Please forgive me if I use a decimal point instead of a decimal comma; I have a hard time using the comma...
First, I don't see how you got from the first to the second line.
Second, to go from the second to the third line, you seem to have divided both sides by $0.5$ to get $6\leq x^2$, and then you tried taking the square root. Unfortunately, you seem to have forgotten that $\sqrt{x^2}=|x|$, not $x$. so you should really have gotten $\sqrt{6}\leq |x|$, which would have let to $x\geq \sqrt{6}$ or $x\leq -\sqrt{6}$.

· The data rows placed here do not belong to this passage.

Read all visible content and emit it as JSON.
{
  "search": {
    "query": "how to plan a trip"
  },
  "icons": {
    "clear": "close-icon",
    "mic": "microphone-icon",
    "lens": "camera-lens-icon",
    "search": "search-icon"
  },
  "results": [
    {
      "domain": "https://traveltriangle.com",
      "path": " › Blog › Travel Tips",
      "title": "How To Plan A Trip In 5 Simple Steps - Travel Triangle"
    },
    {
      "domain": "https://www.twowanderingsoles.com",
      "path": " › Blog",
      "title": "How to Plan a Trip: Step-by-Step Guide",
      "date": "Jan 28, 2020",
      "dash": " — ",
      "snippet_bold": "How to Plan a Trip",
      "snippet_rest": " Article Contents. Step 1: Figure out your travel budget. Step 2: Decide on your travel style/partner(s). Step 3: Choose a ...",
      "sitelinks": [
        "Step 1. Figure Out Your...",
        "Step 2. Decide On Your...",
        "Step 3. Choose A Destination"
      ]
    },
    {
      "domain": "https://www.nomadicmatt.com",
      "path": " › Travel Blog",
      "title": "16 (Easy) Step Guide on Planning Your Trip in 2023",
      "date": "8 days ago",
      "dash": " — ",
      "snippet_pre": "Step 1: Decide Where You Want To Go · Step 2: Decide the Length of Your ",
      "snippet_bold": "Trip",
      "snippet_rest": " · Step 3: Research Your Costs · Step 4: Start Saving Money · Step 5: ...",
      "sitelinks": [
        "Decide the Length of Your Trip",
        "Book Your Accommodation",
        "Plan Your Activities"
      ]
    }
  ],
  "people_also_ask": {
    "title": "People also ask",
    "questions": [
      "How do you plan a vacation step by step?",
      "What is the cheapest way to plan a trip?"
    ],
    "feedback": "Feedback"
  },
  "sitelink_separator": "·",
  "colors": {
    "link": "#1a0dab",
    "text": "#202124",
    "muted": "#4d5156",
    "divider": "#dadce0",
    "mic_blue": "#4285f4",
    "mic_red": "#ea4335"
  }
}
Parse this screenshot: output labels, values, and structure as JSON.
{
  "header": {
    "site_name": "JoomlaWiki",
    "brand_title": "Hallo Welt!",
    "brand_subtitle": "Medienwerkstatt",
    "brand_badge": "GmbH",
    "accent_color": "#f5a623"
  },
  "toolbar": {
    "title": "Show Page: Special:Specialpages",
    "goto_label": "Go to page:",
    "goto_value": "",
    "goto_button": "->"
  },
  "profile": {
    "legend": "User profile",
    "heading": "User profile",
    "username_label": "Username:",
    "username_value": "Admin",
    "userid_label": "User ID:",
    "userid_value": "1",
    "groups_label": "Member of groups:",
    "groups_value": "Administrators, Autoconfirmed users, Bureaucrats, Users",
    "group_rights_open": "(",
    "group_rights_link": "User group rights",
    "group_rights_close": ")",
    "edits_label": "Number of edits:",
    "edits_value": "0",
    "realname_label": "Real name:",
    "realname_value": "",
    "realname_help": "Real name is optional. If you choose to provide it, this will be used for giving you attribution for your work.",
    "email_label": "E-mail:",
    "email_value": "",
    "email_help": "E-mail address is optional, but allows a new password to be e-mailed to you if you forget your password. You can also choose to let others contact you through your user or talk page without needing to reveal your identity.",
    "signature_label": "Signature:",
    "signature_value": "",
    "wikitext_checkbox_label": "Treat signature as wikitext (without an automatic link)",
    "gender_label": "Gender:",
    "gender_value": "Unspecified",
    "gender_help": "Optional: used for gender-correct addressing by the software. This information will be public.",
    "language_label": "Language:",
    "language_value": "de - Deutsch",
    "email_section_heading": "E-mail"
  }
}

Okay, let's take it from the top. First, let us "bring down" the exponent by taking logarithms. Since the logarithm is a stricitly increasing function, $0\lt a\leq b$ holds if and only if $\ln(a)\leq \ln(b)$ holds. So $\begin{align*} (0.25)^{3-0.5x^2} &\leq 8\\ (3-0.5x^2) \ln(0.25) &\leq \ln(8)\\ -0.5x^2\ln\left(\frac{1}{4}\right) &\leq \ln(8) -3\ln\left(\frac{1}{4}\right)\\ -0.5x^2(-\ln(4)) &\leq \ln(8) + 3\ln(4)\\ x^2\ln(2) &\leq 3\ln(2)+6\ln(2)\\ x^2\ln(2) &\leq 9\ln(2)\\ x^2 &\leq 9. \end{align*}$ The last inequality because $\ln(2)\gt 0$, so dividing through by $\ln(2)$ does not affect the inequality sign. Now we can take square roots on both sides and we get $|x|=\sqrt{x^2} \leq 3$ and this is equivalent to $-3\leq x\leq 3$; i.e., to the solution set being $[-3,3]$.